Gravity

Are you Sir Isaac Newton?

You are not.

I like the story about Newton and the plague.  Sometimes weird circumstances unlock new ways of thinking, or seeing.

That’s good stuff.

I am still not quite ready to jump into more serious creative work.  (Working on essays for publication, working on one of the books I have written, starting a new book.)  That’s okay.

For many people, they need a certain level of safety to create.

Other people need the wind and a whip at their backs.

We have all, now, gone into this dark and fearful forest.  What’s intriguing to me is that we will all be changed by this, and that change could be for the better.

You could be softer, more empathetic, more patient.  You could finally have time to think about where you are, and what you want to do in the future.

This is all creative work.  Creative work isn’t just painting pictures or writing books.

We will be changed.  We do not have control over all of the change.  I’m still mad about it, but we don’t have control over anything, fully.

We have some choices about how we are changed.  We can open up to change.  We can dance through change.  We can nap through change, and get a better idea of what our subconscious wants to say.  We can argue with change, and get engaged with it.

I’ve said it many times, but for me, it was a big step toward maturity to accept that I am not Shakespeare.  I was an ambitious child.

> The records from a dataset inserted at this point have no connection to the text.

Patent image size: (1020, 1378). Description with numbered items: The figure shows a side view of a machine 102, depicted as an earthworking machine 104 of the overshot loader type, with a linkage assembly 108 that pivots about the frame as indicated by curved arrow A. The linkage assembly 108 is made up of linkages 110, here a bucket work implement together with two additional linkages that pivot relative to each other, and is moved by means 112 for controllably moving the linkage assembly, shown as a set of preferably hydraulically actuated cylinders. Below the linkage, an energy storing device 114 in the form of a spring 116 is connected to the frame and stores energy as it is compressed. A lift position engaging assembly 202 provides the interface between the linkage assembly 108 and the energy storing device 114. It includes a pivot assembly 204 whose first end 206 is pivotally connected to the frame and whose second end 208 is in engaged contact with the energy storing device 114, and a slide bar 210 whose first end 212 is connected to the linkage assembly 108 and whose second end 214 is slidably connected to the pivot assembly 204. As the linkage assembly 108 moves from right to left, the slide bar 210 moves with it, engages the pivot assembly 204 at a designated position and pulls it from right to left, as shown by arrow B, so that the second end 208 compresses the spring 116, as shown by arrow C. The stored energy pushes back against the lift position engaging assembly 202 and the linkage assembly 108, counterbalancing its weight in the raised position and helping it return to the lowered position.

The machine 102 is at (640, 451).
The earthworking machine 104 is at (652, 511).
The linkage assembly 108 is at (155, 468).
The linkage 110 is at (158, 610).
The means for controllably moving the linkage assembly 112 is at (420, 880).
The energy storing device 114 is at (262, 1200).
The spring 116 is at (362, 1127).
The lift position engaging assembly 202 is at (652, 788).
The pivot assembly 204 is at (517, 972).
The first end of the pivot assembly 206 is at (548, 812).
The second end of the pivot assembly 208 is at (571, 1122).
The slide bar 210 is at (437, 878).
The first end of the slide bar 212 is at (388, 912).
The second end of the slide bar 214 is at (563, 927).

It’s okay though.  Shakespeare was Shakespeare.  Nobody else has to be him, or do that.

There are other things you can do and be.

Know that this is a reasonable time to fall apart, to let things fall away, and keep your spirit patiently watching.  Your spirit, your soul, is still quiet and peaceful.  That’s its nature.  It’s in there.  You might now get still enough to hear it.

I hate change.  One of my saddest days was the day my regular coffeehouse closed.  I spent so much time there, my mom would call there looking for me, and the staff were like, “Here, Liz.”  I drove up and the door was locked and closed.  I had no idea what to do.

Here’s what to do: the next right thing (as Anna and others say).  Seek out the art that speaks to you, and to now. Love what there is to love.

Watch apples fall.

They’re meant to.

Image: “Young Woman Peeling Apples,” Nicolaes Maes, ca. 1655.